Auctions Come to America
American auctions date back to the Pilgrims’ arrival on America’s Eastern Shores in the 1600s and continued in popularity during colonization with the sale of crops, imports, clapboard, livestock, tools, tobacco, slaves and even entire farms. Selling at auction was the fastest and most efficient means to convert assets into cash.

Fur was especially big during this time. In his book, “Going, Going, Gone!,” Bellamy Partridge says “the Bible and the beaver were the mainstays of the Pilgrims, the Good Book saving their souls and the beaver paying their bills.”

Initially, the furs were collected from Native Americans in the fall and winter, utilizing the “private treaty” method of exchange for “wampum” (the Native American word which meant money). The raw pelts (or hides) were transported to the closest shipping port. In the spring of each year, the auction method was used to sell the raw peltries to the European merchants who arranged the transcontinental voyage to the Old World. Once the ships returned to the port in Europe, the peltries were auctioned to manufacturers, who would process them for the retail market. The early fur trade was chiefly responsible for the settlement and development of North America.

Civil War Era
Have you ever heard an auctioneer referred to as “Colonel?” It’s a fairly common practice, especially at auction schools across the country. This came about during the Civil War era, a time when auctions were beginning to flourish.

History has it that the art of auctioneering was a common practice for Civil War Colonels who regularly auctioned off the spoils of war and surplus. However, only officers of the Colonel rank could conduct them, spawning the use of the term “Colonel” by many auctioneers still today.

A short historical narrative from one of the top auction schools details this process: “As the Civil War progressed, many troop battalions made a practice of seizing property of land owners and merchants as they marched. Contraband would be collected and carried to a favorable area, then the Colonel or commanding officer would sell the goods at public sale. Even after the Civil War, military Colonels traveled to sell surplus goods and seized goods. Auctioneers followed some of the same trails and dressed similar to army Colonels to such an extent that the public began to recognize auctioneers as ‘Colonel.’

Other Names for Auctioneers
Colonel is only one name that auctioneers have been identified with over the years.
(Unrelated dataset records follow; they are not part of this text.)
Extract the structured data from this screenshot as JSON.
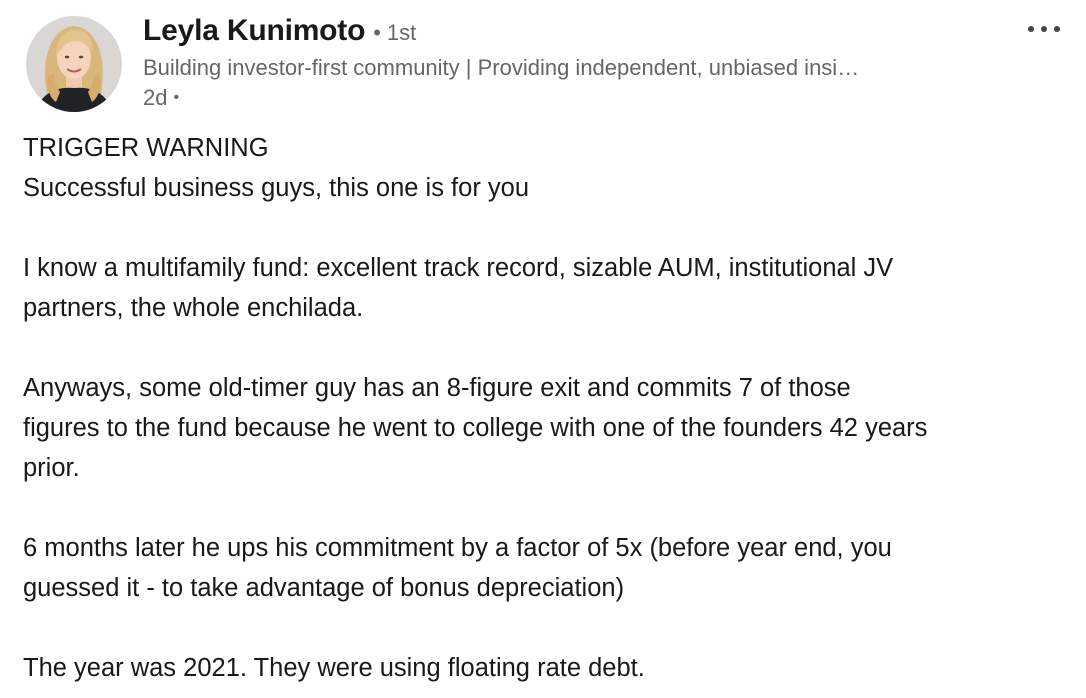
{
  "author": {
    "name": "Leyla Kunimoto",
    "degree_separator": "•",
    "degree": "1st",
    "headline": "Building investor-first community | Providing independent, unbiased insi…",
    "time_ago": "2d",
    "time_separator": "•"
  },
  "menu": {
    "icon": "more-horizontal-icon"
  },
  "post": {
    "lines": [
      "TRIGGER WARNING",
      "Successful business guys, this one is for you",
      "",
      "I know a multifamily fund: excellent track record, sizable AUM, institutional JV",
      "partners, the whole enchilada.",
      "",
      "Anyways, some old-timer guy has an 8-figure exit and commits 7 of those",
      "figures to the fund because he went to college with one of the founders 42 years",
      "prior.",
      "",
      "6 months later he ups his commitment by a factor of 5x (before year end, you",
      "guessed it - to take advantage of bonus depreciation)",
      "",
      "The year was 2021. They were using floating rate debt."
    ]
  },
  "colors": {
    "text_primary": "#191919",
    "text_secondary": "#666666",
    "background": "#ffffff"
  }
}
Other names include “Knights of the Hammer,” and “Brothers”.” The tools of these auctioneers included the Colonel style hat, a cane, bell, hammer or gavel, and a red flag. The flag, often boasting advertising, was placed above where the auctioneer would sell on the day of the auction.
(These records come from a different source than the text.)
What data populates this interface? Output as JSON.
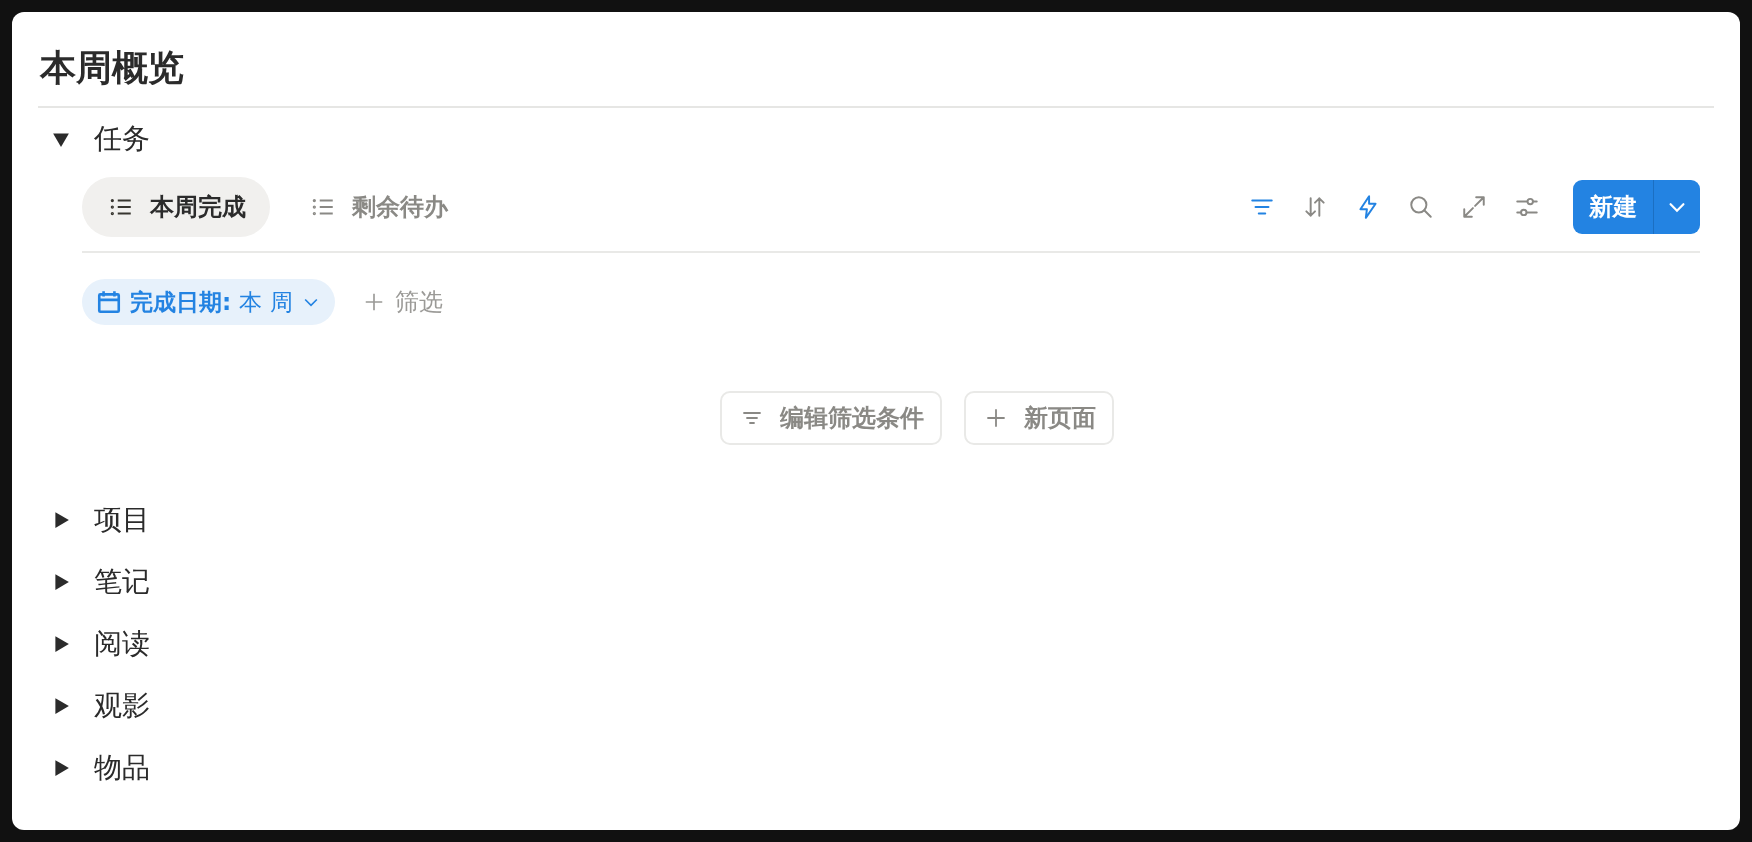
{
  "title": "本周概览",
  "sections": [
    {
      "label": "任务",
      "expanded": true,
      "views": [
        {
          "label": "本周完成",
          "selected": true
        },
        {
          "label": "剩余待办",
          "selected": false
        }
      ],
      "toolbar": [
        {
          "kind": "filter",
          "active": true
        },
        {
          "kind": "sort",
          "active": false
        },
        {
          "kind": "automation",
          "active": true
        },
        {
          "kind": "search",
          "active": false
        },
        {
          "kind": "expand",
          "active": false
        },
        {
          "kind": "settings",
          "active": false
        }
      ],
      "new_button": "新建",
      "filters": [
        {
          "field": "完成日期:",
          "value": "本 周"
        }
      ],
      "add_filter": "筛选",
      "empty_actions": [
        {
          "kind": "filter",
          "label": "编辑筛选条件"
        },
        {
          "kind": "add",
          "label": "新页面"
        }
      ]
    },
    {
      "label": "项目",
      "expanded": false
    },
    {
      "label": "笔记",
      "expanded": false
    },
    {
      "label": "阅读",
      "expanded": false
    },
    {
      "label": "观影",
      "expanded": false
    },
    {
      "label": "物品",
      "expanded": false
    }
  ]
}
Opening of Auctions Schools
Many auction schools started in the early 1900s in America. The Jones’ National School of Auctioneering and Oratory was believed to be the first. It was started by auctioneer Carey M. Jones in Davenport, Iowa. For the first term, the school promoted “competent instructors teaching general merchandise, real estate and fine stock auctioneering.” However, many auctioneers at that time did not believe an auctioneer could be “trained.” They believed that auctioneering was a natural ability that you were born with.
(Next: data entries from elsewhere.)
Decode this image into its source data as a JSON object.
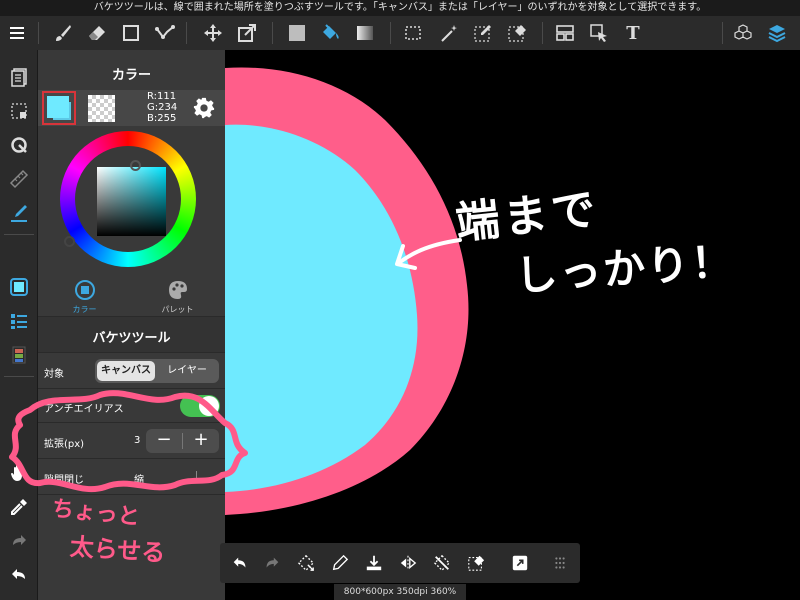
{
  "hint": "バケツツールは、線で囲まれた場所を塗りつぶすツールです。「キャンバス」または「レイヤー」のいずれかを対象として選択できます。",
  "toolbar": {
    "text_tool_glyph": "T",
    "icons": [
      "menu-icon",
      "brush-icon",
      "eraser-icon",
      "rectangle-icon",
      "dot-line-icon",
      "move-icon",
      "transform-icon",
      "fill-color-icon",
      "bucket-icon",
      "gradient-icon",
      "selection-icon",
      "magic-wand-icon",
      "select-pen-icon",
      "select-eraser-icon",
      "layout-icon",
      "select-arrow-icon",
      "text-icon",
      "3d-cubes-icon",
      "layers-icon"
    ]
  },
  "panel": {
    "title": "カラー",
    "rgb": {
      "r": "R:111",
      "g": "G:234",
      "b": "B:255"
    },
    "main_color": "#6feaff",
    "sub_color": "#5cc9e6",
    "tabs": [
      {
        "label": "カラー",
        "active": true
      },
      {
        "label": "パレット",
        "active": false
      }
    ],
    "tool_title": "バケツツール",
    "target_label": "対象",
    "target_options": [
      "キャンバス",
      "レイヤー"
    ],
    "target_selected": "キャンバス",
    "antialias_label": "アンチエイリアス",
    "antialias_on": true,
    "expand_label": "拡張(px)",
    "expand_value": "3",
    "stepper_minus": "−",
    "stepper_plus": "+",
    "close_gap_label": "隙間閉じ",
    "close_gap_value": "縮"
  },
  "annotations": {
    "canvas_note_line1": "端まで",
    "canvas_note_line2": "しっかり！",
    "panel_note_line1": "ちょっと",
    "panel_note_line2": "太らせる",
    "note_color_white": "#ffffff",
    "note_color_pink": "#ff5a8a"
  },
  "colors": {
    "fill_cyan": "#6feaff",
    "stroke_pink": "#ff5e8a",
    "accent_blue": "#3da8e0",
    "toggle_green": "#44c152"
  },
  "status": "800*600px 350dpi 360%"
}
Challenges for Auctioneers
Though finding goods to sell was not a problem in those days, auctioneers faced other challenges. There was no amplification system for their voices – no microphones as we know them today. So they had trouble both being heard, and keeping their voices intact.

Because travel was more difficult, and was mostly by horse and wagon, auctioneers enticed crowds by routinely offering lunch to those who came to the sale. Weather often dictated the time the auction started, as all were held outdoors.

The Great Depression
The growth of the auction industry remained until the Great Depression of 1929. Some auctioneers traveled the country to liquidate the estates of farmers whose farms had failed because of drought and bank foreclosures. The decline of the auction method of marketing followed the poor economic climate and did not rebound until after World War II.

The 1950s
Auctioneering began to make great strides after World War II. The sale of goods and real estate was booming. There was a need in certain cases to move real estate and personal property faster than the private market would allow. Thus, the modern day auction business was born. Auctioneers were now businessmen who dressed in suits and ties. They began to nurture the business and raise the reputation of auctioneers. Besides the public, auctioneers began to have links to banks, attorneys, accountants, the court system and government agencies.

The 1990s through Today
During the 1990s, technology was finding its way into the auction business. Auctioneers were using computers, fax machines, cell phones and other technology to make their businesses run faster and more smoothly. Some auctioneers began taking photographs of small auction items and projecting them onto big screens so the crowds could get a closer look at the merchandise.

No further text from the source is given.